February 19, 2017 – 7th Sunday in Ordinary Time

Lv 19: 1-2, 17-18; Ps 103: 1-2, 3-4, 8, 10, 12-13; 1Cor 3: 16-23; Mt 5: 38-48Lv 19: 1-2, 17-18; Ps 103: 1-2, 3-4, 8, 10, 12-13; 1Cor 3: 16-23; Mt 5: 38-48

In today’s Gospel, its all about love and yet when I came to the section that we must love our enemies and pray for those who persecute you, I am a bit baffled.  How can we accomplish that?  Especially, if we know we’ve been hurt by others.  We look to the life of Jesus and see how many did not like Him, how many did away with Him, how many spoke ill of Him and he continued the will of His Father by curing, healing and loving.  Each of us has those little knots of having something against someone, but with God’s grace, we can love our enemies and we can pray for those who persecute us.  It takes longer for some than others, but it is possible.

Here at the monastery we have had our share of flu symptoms and colds, but we are doing fine.  Thank you so much for your continued support and prayers.  God bless each of your families with LOVE.  SK

Feb 10, 2017 – Feast of St. Scholastica:  O God, to show us where innocence leads, you made the soul of your virgin Saint Scholastica soar to heaven like a dove in flight. Grant through her merits and her prayers that we may so live in innocence as to attain to joys everlasting.  

This was a very special day for our community in that we received new veils.  We had prayed and discussed this decision and found it appropriate that we wear the very traditional veil with wimple.  Sister Guadalupe spent time after her home visit with the Benedictine Nuns of Vera Cruz, Mexico, to learn how to sew the new veils.   When we made the change on Feb 10th, S. Guadalupe helped each of us with a special time of silence.  We then processed into the Chapel.  The actual blessing  was by Abbot Philip who gave a sermon followed by a formal sprinkling of holy water on our veils. Our Novice continues to wear the original white veil given to her and God willing, in two years, she will receive a new veil as a Junior sister.  Now, can you recognize who’s who?  

Effective January 1, 2017, Sister Hilda Tuyuc, was appointed Prioress of our community, a blessing by Abbess Mary Barnes,  of the Benedictine Abbey, Jamberoo, Australia.  Sister Benedicta Serna, will be relieved of her position as Prioress, so that she can have time and space to recuperate.  We are very grateful for the service that Sister Benedicta has provided over the last eleven years.

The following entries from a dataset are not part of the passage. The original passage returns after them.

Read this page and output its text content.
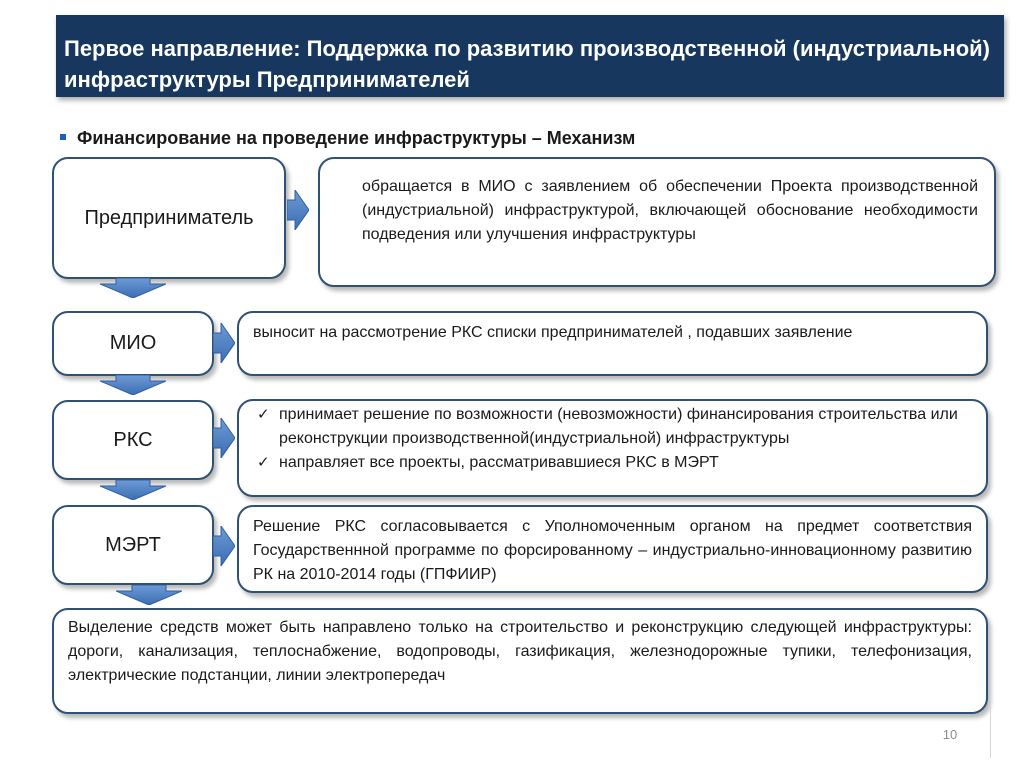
Первое направление: Поддержка по развитию производственной (индустриальной) инфраструктуры Предпринимателей
Финансирование на проведение инфраструктуры – Механизм
Предприниматель

обращается в МИО с заявлением об обеспечении Проекта производственной (индустриальной) инфраструктурой, включающей обоснование необходимости подведения или улучшения инфраструктуры

МИО	выносит на рассмотрение РКС списки предпринимателей , подавших заявление

РКС

✓ принимает решение по возможности (невозможности) финансирования строительства или реконструкции производственной(индустриальной) инфраструктуры

✓ направляет все проекты, рассматривавшиеся РКС в МЭРТ

МЭРТ

Решение РКС согласовывается с Уполномоченным органом на предмет соответствия Государственнной программе по форсированному – индустриально-инновационному развитию РК на 2010-2014 годы (ГПФИИР)

Выделение средств может быть направлено только на строительство и реконструкцию следующей инфраструктуры: дороги, канализация, теплоснабжение, водопроводы, газификация, железнодорожные тупики, телефонизация, электрические подстанции, линии электропередач

10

In 1986, former Sister Hilda entered the Missionaries of the Eucharist in Guatemala and spent ten years doing missionary work.  During that time, she met Benedictine monks in Guatemala, and knew she wanted to be one of them, but there were no Benedictine nuns in Guatemala.  When she found Benedictines in New Mexico, USA, she wrote asking the community to give her an opportunity to visit.  They said yes.  The American Embassy made it very difficult for her to obtain a Visa; not until Sister Julianne Allen, former Superior of the Monastery of Our Lady of the Desert and Father Christian Leisy, from the Monastery of Christ in the Desert went to Guatemala and helped her obtain the Visa in 1998.

Prioress Hilda quotes from the Rule of St. Benedict, that, “Our life in the monastery is ‘ora et labora’.  We gather to pray the Divine Office seven times a day with daily Mass.”   As any monastery, we have a schedule that allows us to spend time doing lectio divina, individual study, and recreation.  Since building a monastery, everything here is small like our Chapel, Guesthouse, etc.  Guests are usually happy to spend time at the monastery.  Our life in here in Gobernador is very simple like Bethlehem or Nazareth at the time of Jesus.  I am very grateful to God and to the community for allowing me to be a part of this monastic journey.  May God be glorified in everything.”

We ask for your prayers for our community as we begin a New Year of transition!

The Holy Father’s prayer intentions for February 2017:         Comfort for the Afflicted – That all those who are afflicted, especially the poor, refugees, and marginalized, may find welcome and comfort in our communities.

MISSION STATEMENT – The Monastery of Our Lady of the Desert is a monastic community of women in the Benedictine tradition.  We profess vows of stability, conversion of life and obedience.  Our primary mission is to seek God through a life of prayer, silence and solitude.  Our way of life frees us to give glory and praise to God, intercede through prayer for the needs of the world and hospitality.